In "The Piss Pot" Nan's collected the family's urine. Maybe the narrator's urine will

fall away from the rest, land apart on
polished boards, where mercury-like, it might remain while the rest sinks gently into the house

Maybe it helps to know that the poet was adopted early.

"Clouds" is more abstract; one of the pieces I was a mite puzzled by. It comprises 2 4-lined stanzas. The first begins "On still days" then offers some analogies. The second begins "On windy days" and offer more analogies, the clouds compared to "deceased samoyeds,/ milk unfurling in a glass of warm water, the way/ my father liked it, towards the end. Chubasco,/ churada, borea, borasco, brickfielder" which made me rush to look up words - "samoyeds" are a type of asian (or dog), and the words at the end are names of winds or storms in S. America, the Pacific, Australia, etc. The first stanza could just be a list of analogies (which would be fair enough). More is happening in stanza 2 - the sudden introduction of the father and international storms throws me a bit. After poems that showed the father's limited vocabulary, we have here the contrast of "milk in a glass" (father's viewpoint?) with multilingual storms (narrator's viewpoint). Hamlet tested Polonius by suggesting to him what clouds looked like. Here perhaps the narrator's testing herself.

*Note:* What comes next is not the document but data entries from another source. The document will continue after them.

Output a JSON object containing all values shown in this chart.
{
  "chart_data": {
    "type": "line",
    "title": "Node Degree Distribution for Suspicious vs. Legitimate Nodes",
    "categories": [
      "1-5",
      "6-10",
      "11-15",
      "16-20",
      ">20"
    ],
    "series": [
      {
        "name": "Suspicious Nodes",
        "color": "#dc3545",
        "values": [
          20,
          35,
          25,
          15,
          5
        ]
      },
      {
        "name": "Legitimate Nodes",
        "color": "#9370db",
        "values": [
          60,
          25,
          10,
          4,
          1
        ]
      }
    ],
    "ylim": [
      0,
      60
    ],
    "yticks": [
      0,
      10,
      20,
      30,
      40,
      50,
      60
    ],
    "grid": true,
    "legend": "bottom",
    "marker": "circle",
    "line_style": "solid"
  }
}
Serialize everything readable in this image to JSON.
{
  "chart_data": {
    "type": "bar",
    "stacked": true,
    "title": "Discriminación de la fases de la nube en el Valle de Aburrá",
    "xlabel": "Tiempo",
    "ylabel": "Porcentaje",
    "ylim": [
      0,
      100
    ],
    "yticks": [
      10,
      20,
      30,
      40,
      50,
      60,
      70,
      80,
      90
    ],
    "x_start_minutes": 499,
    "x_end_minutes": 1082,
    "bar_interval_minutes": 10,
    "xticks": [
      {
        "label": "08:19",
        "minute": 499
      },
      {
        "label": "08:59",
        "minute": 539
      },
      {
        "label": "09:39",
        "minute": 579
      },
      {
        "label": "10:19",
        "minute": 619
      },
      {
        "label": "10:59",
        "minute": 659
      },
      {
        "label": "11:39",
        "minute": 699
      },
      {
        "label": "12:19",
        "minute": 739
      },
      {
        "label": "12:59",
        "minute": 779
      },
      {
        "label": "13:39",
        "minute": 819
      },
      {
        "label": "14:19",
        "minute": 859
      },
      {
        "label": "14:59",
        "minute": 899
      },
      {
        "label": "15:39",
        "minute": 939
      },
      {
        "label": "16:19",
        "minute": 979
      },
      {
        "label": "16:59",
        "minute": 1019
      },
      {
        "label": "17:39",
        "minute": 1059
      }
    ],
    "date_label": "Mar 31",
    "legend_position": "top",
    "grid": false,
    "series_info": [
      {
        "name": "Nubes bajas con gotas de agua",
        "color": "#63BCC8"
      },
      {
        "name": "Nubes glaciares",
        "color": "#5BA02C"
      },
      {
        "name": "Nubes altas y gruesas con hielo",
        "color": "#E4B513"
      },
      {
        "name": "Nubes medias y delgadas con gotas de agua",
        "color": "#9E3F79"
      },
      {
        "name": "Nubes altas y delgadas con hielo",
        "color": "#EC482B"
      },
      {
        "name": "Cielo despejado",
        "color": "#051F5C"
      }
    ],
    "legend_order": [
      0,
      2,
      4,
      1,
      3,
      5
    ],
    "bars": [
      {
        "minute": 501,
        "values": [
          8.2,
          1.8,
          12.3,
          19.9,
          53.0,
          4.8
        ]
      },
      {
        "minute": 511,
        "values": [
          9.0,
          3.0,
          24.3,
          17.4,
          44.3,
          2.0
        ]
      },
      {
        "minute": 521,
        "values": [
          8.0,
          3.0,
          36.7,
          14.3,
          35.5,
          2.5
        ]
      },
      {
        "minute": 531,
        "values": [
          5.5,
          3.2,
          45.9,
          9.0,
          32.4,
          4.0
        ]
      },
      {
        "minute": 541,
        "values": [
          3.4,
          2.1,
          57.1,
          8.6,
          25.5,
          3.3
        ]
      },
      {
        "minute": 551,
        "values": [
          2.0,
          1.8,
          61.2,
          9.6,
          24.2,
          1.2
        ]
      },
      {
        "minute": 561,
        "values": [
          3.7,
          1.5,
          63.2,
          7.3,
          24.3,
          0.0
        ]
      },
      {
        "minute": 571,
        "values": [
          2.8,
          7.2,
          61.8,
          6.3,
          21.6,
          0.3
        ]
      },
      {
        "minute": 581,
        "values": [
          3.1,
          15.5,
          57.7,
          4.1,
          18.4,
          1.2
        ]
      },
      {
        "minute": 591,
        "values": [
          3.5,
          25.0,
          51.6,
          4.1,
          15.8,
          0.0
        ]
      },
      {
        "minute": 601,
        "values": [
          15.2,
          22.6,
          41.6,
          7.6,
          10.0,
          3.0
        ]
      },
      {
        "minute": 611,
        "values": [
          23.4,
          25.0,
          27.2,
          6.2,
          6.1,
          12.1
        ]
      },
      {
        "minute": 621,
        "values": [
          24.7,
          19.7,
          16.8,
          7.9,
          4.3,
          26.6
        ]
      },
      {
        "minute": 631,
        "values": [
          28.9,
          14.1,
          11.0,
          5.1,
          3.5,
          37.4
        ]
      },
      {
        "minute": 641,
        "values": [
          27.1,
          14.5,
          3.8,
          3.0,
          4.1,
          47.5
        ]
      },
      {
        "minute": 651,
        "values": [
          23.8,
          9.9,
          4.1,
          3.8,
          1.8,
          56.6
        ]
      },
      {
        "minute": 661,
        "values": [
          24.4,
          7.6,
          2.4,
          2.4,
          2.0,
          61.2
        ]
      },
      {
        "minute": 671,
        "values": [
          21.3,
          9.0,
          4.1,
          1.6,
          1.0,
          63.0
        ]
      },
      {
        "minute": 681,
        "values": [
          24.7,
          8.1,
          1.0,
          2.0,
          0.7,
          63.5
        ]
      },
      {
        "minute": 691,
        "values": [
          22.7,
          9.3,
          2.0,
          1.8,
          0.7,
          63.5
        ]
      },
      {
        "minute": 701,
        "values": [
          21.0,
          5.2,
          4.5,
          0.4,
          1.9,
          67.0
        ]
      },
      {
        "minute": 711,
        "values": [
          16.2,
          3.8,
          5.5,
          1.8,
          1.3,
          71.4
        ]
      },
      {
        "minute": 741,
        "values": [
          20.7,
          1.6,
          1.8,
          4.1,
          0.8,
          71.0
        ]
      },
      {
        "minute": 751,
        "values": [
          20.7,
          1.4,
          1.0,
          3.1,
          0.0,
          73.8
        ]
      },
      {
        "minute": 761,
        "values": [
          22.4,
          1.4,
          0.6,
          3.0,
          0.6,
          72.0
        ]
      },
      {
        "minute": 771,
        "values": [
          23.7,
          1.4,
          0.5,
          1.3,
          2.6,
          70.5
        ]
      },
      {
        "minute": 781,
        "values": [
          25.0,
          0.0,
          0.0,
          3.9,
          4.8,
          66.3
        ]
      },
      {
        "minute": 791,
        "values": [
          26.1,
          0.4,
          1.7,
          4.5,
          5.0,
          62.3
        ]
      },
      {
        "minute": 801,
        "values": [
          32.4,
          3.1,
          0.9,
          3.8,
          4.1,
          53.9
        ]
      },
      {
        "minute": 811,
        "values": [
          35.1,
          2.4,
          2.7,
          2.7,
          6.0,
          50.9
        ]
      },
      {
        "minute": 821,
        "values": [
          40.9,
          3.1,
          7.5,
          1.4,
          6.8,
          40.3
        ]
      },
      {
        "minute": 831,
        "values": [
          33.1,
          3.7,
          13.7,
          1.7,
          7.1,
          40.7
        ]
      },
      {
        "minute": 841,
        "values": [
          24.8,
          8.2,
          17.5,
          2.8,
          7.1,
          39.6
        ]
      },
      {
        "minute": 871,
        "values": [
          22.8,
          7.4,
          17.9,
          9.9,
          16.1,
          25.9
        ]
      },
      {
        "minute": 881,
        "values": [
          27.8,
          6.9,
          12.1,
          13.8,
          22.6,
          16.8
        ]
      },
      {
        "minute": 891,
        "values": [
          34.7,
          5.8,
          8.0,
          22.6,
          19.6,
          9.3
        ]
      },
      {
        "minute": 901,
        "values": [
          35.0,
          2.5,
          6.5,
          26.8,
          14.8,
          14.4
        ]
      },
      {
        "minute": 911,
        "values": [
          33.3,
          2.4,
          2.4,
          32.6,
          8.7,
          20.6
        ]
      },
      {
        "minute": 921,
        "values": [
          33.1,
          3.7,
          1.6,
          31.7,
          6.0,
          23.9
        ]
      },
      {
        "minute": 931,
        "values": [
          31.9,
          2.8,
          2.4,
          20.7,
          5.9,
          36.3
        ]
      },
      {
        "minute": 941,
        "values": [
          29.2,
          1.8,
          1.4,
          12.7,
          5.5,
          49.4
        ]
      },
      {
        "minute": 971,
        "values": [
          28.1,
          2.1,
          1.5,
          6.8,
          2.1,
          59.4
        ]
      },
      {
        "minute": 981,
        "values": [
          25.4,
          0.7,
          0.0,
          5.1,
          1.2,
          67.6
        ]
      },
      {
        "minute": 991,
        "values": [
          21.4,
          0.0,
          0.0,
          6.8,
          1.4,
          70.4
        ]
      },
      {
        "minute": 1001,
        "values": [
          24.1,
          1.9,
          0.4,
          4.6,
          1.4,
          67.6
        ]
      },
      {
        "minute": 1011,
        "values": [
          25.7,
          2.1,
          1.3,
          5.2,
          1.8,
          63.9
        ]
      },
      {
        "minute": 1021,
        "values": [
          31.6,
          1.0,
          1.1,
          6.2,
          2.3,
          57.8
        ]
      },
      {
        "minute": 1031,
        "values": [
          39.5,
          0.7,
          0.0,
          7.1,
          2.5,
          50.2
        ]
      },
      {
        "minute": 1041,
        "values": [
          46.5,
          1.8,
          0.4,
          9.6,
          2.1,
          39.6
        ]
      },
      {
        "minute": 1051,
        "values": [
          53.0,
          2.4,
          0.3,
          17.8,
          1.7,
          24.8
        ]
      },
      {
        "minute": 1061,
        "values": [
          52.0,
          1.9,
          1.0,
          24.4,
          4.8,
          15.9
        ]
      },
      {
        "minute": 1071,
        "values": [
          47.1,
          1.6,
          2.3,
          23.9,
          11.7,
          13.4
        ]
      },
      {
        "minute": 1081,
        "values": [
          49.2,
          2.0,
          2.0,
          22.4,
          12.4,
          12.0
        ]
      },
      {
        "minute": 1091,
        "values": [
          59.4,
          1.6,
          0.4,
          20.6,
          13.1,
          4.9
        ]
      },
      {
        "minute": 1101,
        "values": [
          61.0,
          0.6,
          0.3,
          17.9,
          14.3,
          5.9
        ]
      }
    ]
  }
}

"Seaside theatre, end of season" is After this piece in the Tate, though the piece (made of Aluminium) probably helped the poet more than it helps this reader. The poem mentions "The Tin Man" - the one who lacked a heart? The heart of the theatre lost? To crossworders there's a broken "heart" in the middle of "theatre", not a missing one.

"The passing of Ezekiel Parkes" is over 2 pages long. It begins well by describing his first sight of the ocean as a boy, but the description of the rest of his life (thirst in the trenches, etc) is for me marred by the way that references to the sea seem more schematic/linguistic than psychological - "proper sheets,/ cool, smooth,/ like waves breaking/ over his back ... the rolling fog of pay-day drink ... joined a rising sea,/ men flowing south ... a constant stream/ of mutilation ... A solid flood,/ crushing barrage,/ hard white breakers ... Ezekiel's sea bed -/ eighty feet beneath La Boiselle". He dies in chalk-walled trenches far from the black coal-mines he seemed destined for.

I prefer the ambition of "The specials - poem for seven voices" which is nearly 4 pages long - fragments of voices from the grave, someone whistling while mowing the graveyard, a crashed plane from which the pilot "inched like a snail/ in a trail of my own blood".